NAME

MooseX::Workers::Engine - Provide the workhorse to MooseX::Workers

SYNOPSIS

package MooseX::Workers;

has Engine => (
    isa      => 'MooseX::Workers::Engine',
    is       => 'ro',
    lazy     => 1,
    required => 1,
    default  => sub { MooseX::Workers::Engine->new( visitor => $_[0] ) },
    handles  => [
        qw(
          max_workers
          has_workers
          num_workers
          put_worker
          kill_worker
          )
    ],
);

DESCRIPTION

MooseX::Workers::Engine provides the main functionality to MooseX::Workers. It wraps a POE::Session and as many POE::Wheel::Run objects as it needs.

ATTRIBUTES

visitor

Hold a reference to our main object so we can use the callbacks on it.

max_workers

An Integer specifying the maximum number of workers we have.

workers

An ArrayRef of POE::Wheel::Run objects that are our workers.

session

Contains the POE::Session that controls the workers.

METHODS

yield

Helper method to post events to our internal manager session.

call

Helper method to call events to our internal manager session. This is synchronous and will block incoming data from the children if it takes too long to return.

set_worker($key)

Set the worker at $key

get_worker($key)

Retrieve the worker at $key

delete_worker($key)

Remove the worker atx $key

has_workers

Check to see if we have *any* workers currently. This is delegated to the MooseX::Workers::Engine object.

num_workers

Return the current number of workers. This is delegated to the MooseX::Workers::Engine object.

has_manager

Check to see if we have a manager session.

remove_manager

Remove the manager session.

meta

The Metaclass for MooseX::Workers::Engine see Moose's documentation.

EVENTS

add_worker ($command)

Create a POE::Wheel::Run object to handle $command. If $command holds a scalar, it will be executed as exec($scalar). Shell metacharacters will be expanded in this form. If $command holds an array reference, it will executed as exec(@$array). This form of exec() doesn't expand shell metacharacters. If $command holds a code reference, it will be called in the forked child process, and then the child will exit.

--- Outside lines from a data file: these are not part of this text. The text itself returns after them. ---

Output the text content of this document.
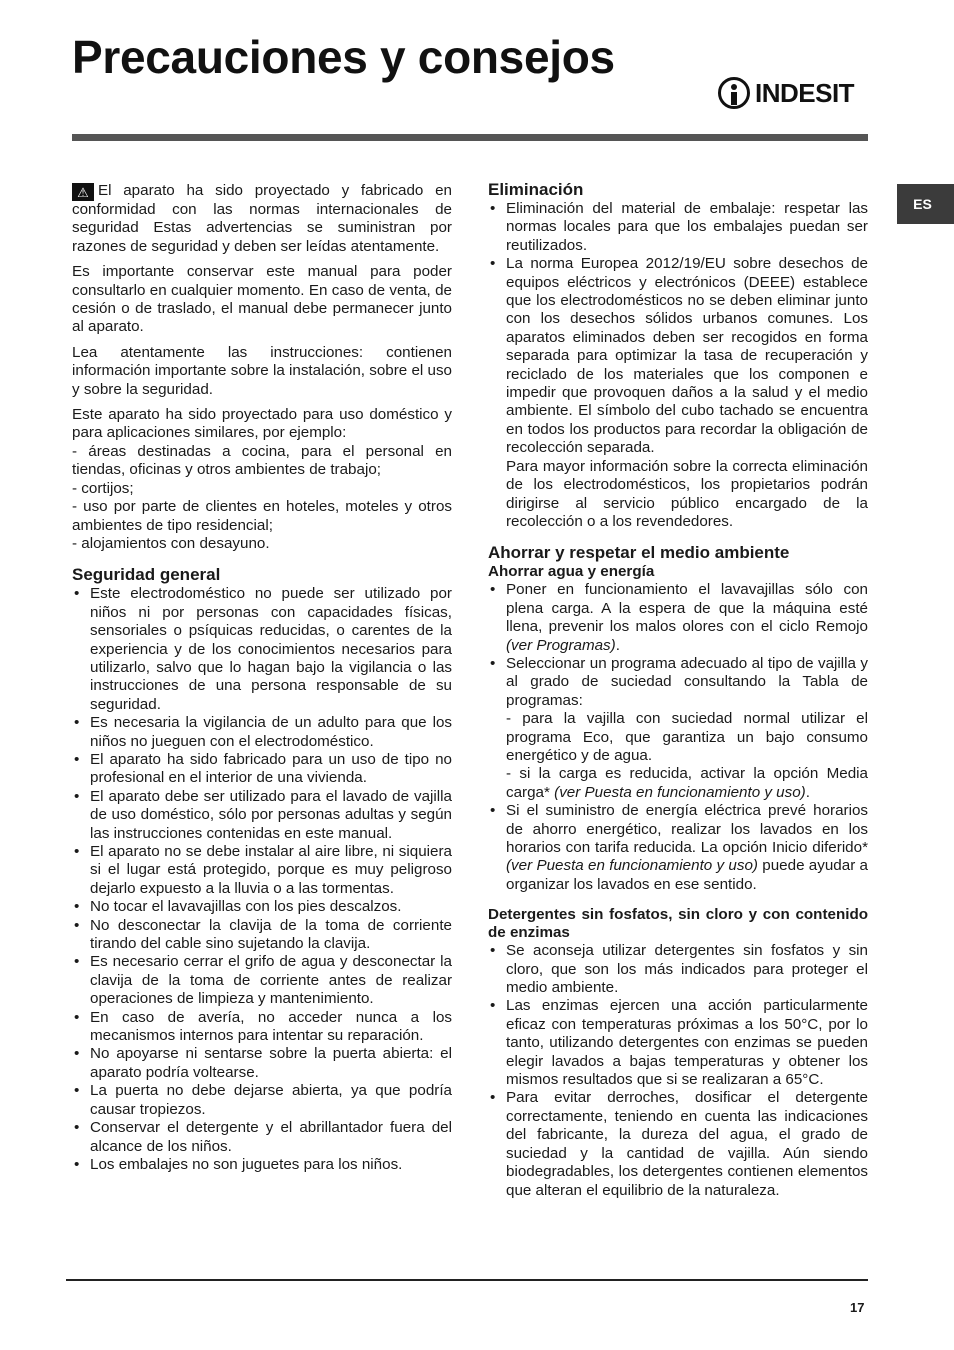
Precauciones y consejos
INDESIT
ES

⚠ El aparato ha sido proyectado y fabricado en conformidad con las normas internacionales de seguridad Estas advertencias se suministran por razones de seguridad y deben ser leídas atentamente.

Es importante conservar este manual para poder consultarlo en cualquier momento. En caso de venta, de cesión o de traslado, el manual debe permanecer junto al aparato.

Lea atentamente las instrucciones: contienen información importante sobre la instalación, sobre el uso y sobre la seguridad.

Este aparato ha sido proyectado para uso doméstico y para aplicaciones similares, por ejemplo:

- áreas destinadas a cocina, para el personal en tiendas, oficinas y otros ambientes de trabajo;
- cortijos;
- uso por parte de clientes en hoteles, moteles y otros ambientes de tipo residencial;
- alojamientos con desayuno.
Seguridad general
• Este electrodoméstico no puede ser utilizado por niños ni por personas con capacidades físicas, sensoriales o psíquicas reducidas, o carentes de la experiencia y de los conocimientos necesarios para utilizarlo, salvo que lo hagan bajo la vigilancia o las instrucciones de una persona responsable de su seguridad.
• Es necesaria la vigilancia de un adulto para que los niños no jueguen con el electrodoméstico.
• El aparato ha sido fabricado para un uso de tipo no profesional en el interior de una vivienda.
• El aparato debe ser utilizado para el lavado de vajilla de uso doméstico, sólo por personas adultas y según las instrucciones contenidas en este manual.
• El aparato no se debe instalar al aire libre, ni siquiera si el lugar está protegido, porque es muy peligroso dejarlo expuesto a la lluvia o a las tormentas.
• No tocar el lavavajillas con los pies descalzos.
• No desconectar la clavija de la toma de corriente tirando del cable sino sujetando la clavija.
• Es necesario cerrar el grifo de agua y desconectar la clavija de la toma de corriente antes de realizar operaciones de limpieza y mantenimiento.
• En caso de avería, no acceder nunca a los mecanismos internos para intentar su reparación.
• No apoyarse ni sentarse sobre la puerta abierta: el aparato podría voltearse.
• La puerta no debe dejarse abierta, ya que podría causar tropiezos.
• Conservar el detergente y el abrillantador fuera del alcance de los niños.
• Los embalajes no son juguetes para los niños.
Eliminación
• Eliminación del material de embalaje: respetar las normas locales para que los embalajes puedan ser reutilizados.
• La norma Europea 2012/19/EU sobre desechos de equipos eléctricos y electrónicos (DEEE) establece que los electrodomésticos no se deben eliminar junto con los desechos sólidos urbanos comunes. Los aparatos eliminados deben ser recogidos en forma separada para optimizar la tasa de recuperación y reciclado de los materiales que los componen e impedir que provoquen daños a la salud y el medio ambiente. El símbolo del cubo tachado se encuentra en todos los productos para recordar la obligación de recolección separada.
Para mayor información sobre la correcta eliminación de los electrodomésticos, los propietarios podrán dirigirse al servicio público encargado de la recolección o a los revendedores.
Ahorrar y respetar el medio ambiente
Ahorrar agua y energía
• Poner en funcionamiento el lavavajillas sólo con plena carga. A la espera de que la máquina esté llena, prevenir los malos olores con el ciclo Remojo (ver Programas).
• Seleccionar un programa adecuado al tipo de vajilla y al grado de suciedad consultando la Tabla de programas:
- para la vajilla con suciedad normal utilizar el programa Eco, que garantiza un bajo consumo energético y de agua.
- si la carga es reducida, activar la opción Media carga* (ver Puesta en funcionamiento y uso).
• Si el suministro de energía eléctrica prevé horarios de ahorro energético, realizar los lavados en los horarios con tarifa reducida. La opción Inicio diferido* (ver Puesta en funcionamiento y uso) puede ayudar a organizar los lavados en ese sentido.
Detergentes sin fosfatos, sin cloro y con contenido de enzimas
• Se aconseja utilizar detergentes sin fosfatos y sin cloro, que son los más indicados para proteger el medio ambiente.
• Las enzimas ejercen una acción particularmente eficaz con temperaturas próximas a los 50°C, por lo tanto, utilizando detergentes con enzimas se pueden elegir lavados a bajas temperaturas y obtener los mismos resultados que si se realizaran a 65°C.
• Para evitar derroches, dosificar el detergente correctamente, teniendo en cuenta las indicaciones del fabricante, la dureza del agua, el grado de suciedad y la cantidad de vajilla. Aún siendo biodegradables, los detergentes contienen elementos que alteran el equilibrio de la naturaleza.
17
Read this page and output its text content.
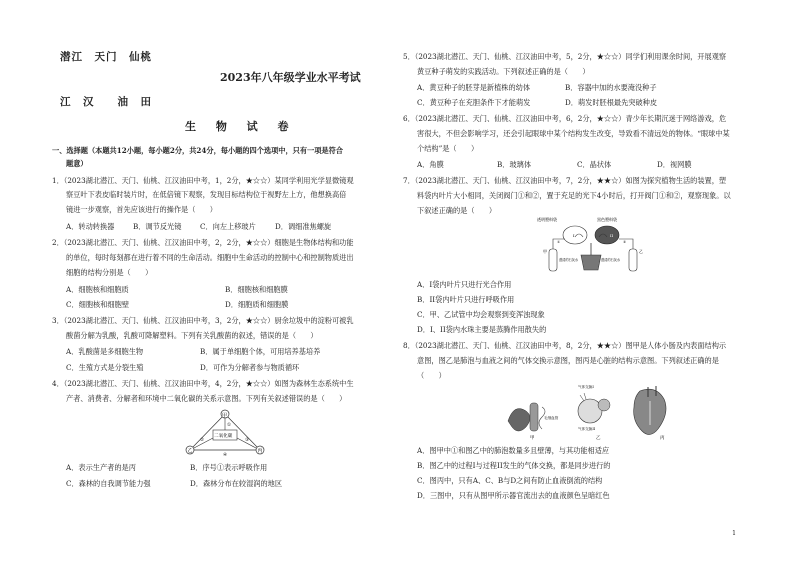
潜江　天门　仙桃
2023年八年级学业水平考试
江　汉　　油　田
生 物 试 卷
一、选择题（本题共12小题，每小题2分，共24分，每小题的四个选项中，只有一项是符合
题意）
1．（2023湖北潜江、天门、仙桃、江汉油田中考，1，2分，★☆☆）某同学利用光学显微镜观
察豆叶下表皮临时装片时，在低倍镜下观察，发现目标结构位于视野左上方，他想换高倍
镜进一步观察，首先应该进行的操作是（　　）
A．转动转换器	B．调节反光镜	C．向左上移玻片	D．调细准焦螺旋
2．（2023湖北潜江、天门、仙桃、江汉油田中考，2，2分，★☆☆）细胞是生物体结构和功能
的单位，每时每刻都在进行着不同的生命活动。细胞中生命活动的控制中心和控制物质进出
细胞的结构分别是（　　）
A．细胞核和细胞质	B．细胞核和细胞膜
C．细胞核和细胞壁	D．细胞质和细胞膜
3．（2023湖北潜江、天门、仙桃、江汉油田中考，3，2分，★☆☆）厨余垃圾中的淀粉可被乳
酸菌分解为乳酸，乳酸可降解塑料。下列有关乳酸菌的叙述，错误的是（　　）
A．乳酸菌是多细胞生物	B．属于单细胞个体，可用培养基培养
C．生殖方式是分裂生殖	D．可作为分解者参与物质循环
4．（2023湖北潜江、天门、仙桃、江汉油田中考，4，2分，★☆☆）如图为森林生态系统中生
产者、消费者、分解者和环境中二氧化碳的关系示意图。下列有关叙述错误的是（　　）
甲
乙	丙
二氧化碳
①
②	③
④
A．表示生产者的是丙	B．序号①表示呼吸作用
C．森林的自我调节能力强	D．森林分布在较湿润的地区
5．（2023湖北潜江、天门、仙桃、江汉油田中考，5，2分，★☆☆）同学们利用课余时间，开展观察
黄豆种子萌发的实践活动。下列叙述正确的是（　　）
A．黄豆种子的胚芽是新植株的幼体	B．容器中加的水要淹没种子
C．黄豆种子在充胆条件下才能萌发	D．萌发时胚根最先突破种皮
6．（2023湖北潜江、天门、仙桃、江汉油田中考，6，2分，★☆☆）青少年长期沉迷于网络游戏，危
害很大，不但会影响学习，还会引起眼球中某个结构发生改变，导致看不清远处的物体。“眼球中某
个结构”是（　　）
A．角膜	B．玻璃体	C．晶状体	D．视网膜
7．（2023湖北潜江、天门、仙桃、江汉油田中考，7，2分，★★☆）如图为探究植物生活的装置，塑
料袋内叶片大小相同，关闭阀门①和②，置于充足的光下4小时后，打开阀门①和②，观察现象。以
下叙述正确的是（　　）
透明塑料袋	黑色塑料袋
I	II
甲	乙
澄清的石灰水	澄清的石灰水
①	②
A．I袋内叶片只进行光合作用
B．II袋内叶片只进行呼吸作用
C．甲、乙试管中均会观察到变浑浊现象
D．I、II袋内水珠主要是蒸腾作用散失的
8．（2023湖北潜江、天门、仙桃、江汉油田中考，8，2分，★★☆）图甲是人体小肠及内表面结构示
意图，图乙是肺泡与血液之间的气体交换示意图，图丙是心脏的结构示意图。下列叙述正确的是
（　　）
毛细血管
甲
气体交换I
气体交换II
乙	丙
A．图甲中①和图乙中的肺泡数量多且壁薄，与其功能相适应
B．图乙中的过程I与过程II发生的气体交换，都是同步进行的
C．图丙中，只有A、C、B与D之间有防止血液倒流的结构
D．三图中，只有从图甲所示器官流出去的血液颜色呈暗红色
1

See POE::Wheel::Run for more details.

INTERFACE

MooseX::Worker::Engine fires the following callbacks to its visitor object:

worker_manager_start

Called when the managing session is started.

worker_manager_stop

Called when the managing session stops.

max_workers_reached

Called when we reach the maximum number of workers.

worker_stdout

Called when a child prints to STDOUT.

worker_stderr

Called when a child prints to STDERR.

worker_error

Called when there is an error condition detected with the child.

worker_done

Called when a worker completes $command.

worker_started

Called when a worker starts $command.

sig_child($PID, $ret)

Called when the managing session receives a SIG CHLD event.

sig_*

Called when the underlying POE Kernel receives a signal; this is not limited to OS signals (ie. what you'd usually handle in Perl's %SIG) so will also accept arbitrary POE signals (sent via POE::Kernel->signal), but does exclude SIGCHLD/SIGCHILD, which is instead handled by sig_child above.

These interface methods are automatically inserted when MooseX::Worker::Engine detects that the visitor object contains any methods beginning with sig_. Signals are case-sensitive, so if you wish to handle a TERM signal, you must define a sig_TERM() method. Note also that this action is performed upon MooseX::Worker::Engine startup, so any run-time modification of the visitor object is not likely to be detected.